They Were Divided - Miklos Banffy [165]
‘What can I do for you?’ asked Balint, but he found himself too embarrassed by the encounter to go on. It would have been absurd to greet Laszlo’s mother with some polite formula like ‘How do you do?’ especially as he had met her acting as someone’s servant, or was it worse than that?
He wondered what terrible times she had been through until she had finally ended up like this.
It was true that she showed no signs of degradation, no traces of the life she must have led unless, perhaps, it was to be seen in a faint cynical turn at the corner of her mouth, a little bitter smile that suggested that there was nothing and no one she did not despise, least of all herself. A wilful, stubborn line rose where her eyebrows met.
Then she was asking him all about Transylvania, about her old acquaintances, about the Alvinczys, the Laczoks, whom she referred to by their full names as if they were no relation to her and as if they had not all been her childhood friends and playmates. Obviously she wished to make it clear to him that she no longer belonged to that world, that she no longer deserved to and would not presume even to think so.
All this was said in a calm conversational and conventional matter as if they were talking about matters that did not really in any way concern them. After a while she fell silent.
Then in a deeper tone, very softly but with an underlying force of barely suppressed passion, she asked, ‘How … how is my son?’
It was difficult for Balint to find the right words with which to answer. If only she had still used the light, somewhat distant tones with which she had asked all her other questions he would probably have told her the cruel truth quite openly. He would have said that her son had turned into a depraved drunkard and was bankrupt.
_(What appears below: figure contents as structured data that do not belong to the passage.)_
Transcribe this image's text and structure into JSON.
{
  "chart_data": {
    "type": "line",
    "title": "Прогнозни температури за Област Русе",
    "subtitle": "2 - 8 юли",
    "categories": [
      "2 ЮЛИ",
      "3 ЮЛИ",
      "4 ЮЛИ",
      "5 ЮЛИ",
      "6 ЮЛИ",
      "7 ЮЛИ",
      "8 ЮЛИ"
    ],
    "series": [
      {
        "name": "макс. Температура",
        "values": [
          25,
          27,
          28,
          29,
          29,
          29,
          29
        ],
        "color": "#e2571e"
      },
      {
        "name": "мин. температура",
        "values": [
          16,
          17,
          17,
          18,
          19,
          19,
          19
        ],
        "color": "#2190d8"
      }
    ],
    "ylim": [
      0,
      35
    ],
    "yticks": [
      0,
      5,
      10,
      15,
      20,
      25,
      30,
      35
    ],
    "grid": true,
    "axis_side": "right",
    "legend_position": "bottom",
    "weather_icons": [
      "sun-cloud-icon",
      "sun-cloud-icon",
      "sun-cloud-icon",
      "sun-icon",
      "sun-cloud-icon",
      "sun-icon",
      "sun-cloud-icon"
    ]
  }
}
He would have told her in the baldest terms – perhaps out of anger, or resentment, or the desire for revenge – that Laszlo’s tragic life had begun that day in his early childhood when he had been deserted by his mother. But Julie Ladossa had spoken to him in that passionate voice, that voice which came from somewhere deep inside her soul; that voice in which could be heard the echo of many years of guilt and remorse, of more than two decades of sorrow and humble acknowledgement of her own fault, and in those half-strangled tones he had recognized the force of her living tragedy.
Therefore he hesitated before answering her questions and, when he did, he did so with compassion. He told the truth, but he did it gently. He did not conceal Laszlo’s sad situation, how he had sold the house and land and now lived on a small pension in one of his former tenants’ houses at Kozard. He said that he had been ill but that Balint believed that he was now a little better, though it was some time since he had seen his cousin who had now broken off all relations with everyone he had known in the past.
‘He too!’ she whispered. ‘So it has happened to him too,’ and she stared ahead of her.
They did not speak for some minutes. Then she got up, saying: ‘From here we are going to St Petersburg. Then to Moscow, Odessa and Bucharest. We shall be in Budapest at the end of February … If you happen to be there … and wouldn’t mind seeing me again … you might perhaps have some news. I would be so grateful!’
‘Of course! I’ll see you with great pleasure!’
‘We shall probably be at the Hungaria, but I’m not sure because the agent arranges everything like that.’
Balint thought that Julie Ladossa would now put out her hand and leave; but she just stood there, without speaking, though she obviously had something on her mind. Her eyes were fixed far, far away and the vertical line on her forehead seemed even more deeply etched than before. Then, speaking swiftly and urgently, she looked at Abady and said, ‘Tell me! Tell me! Do you sometimes see Sandor Kendy, the one they call Crookface?’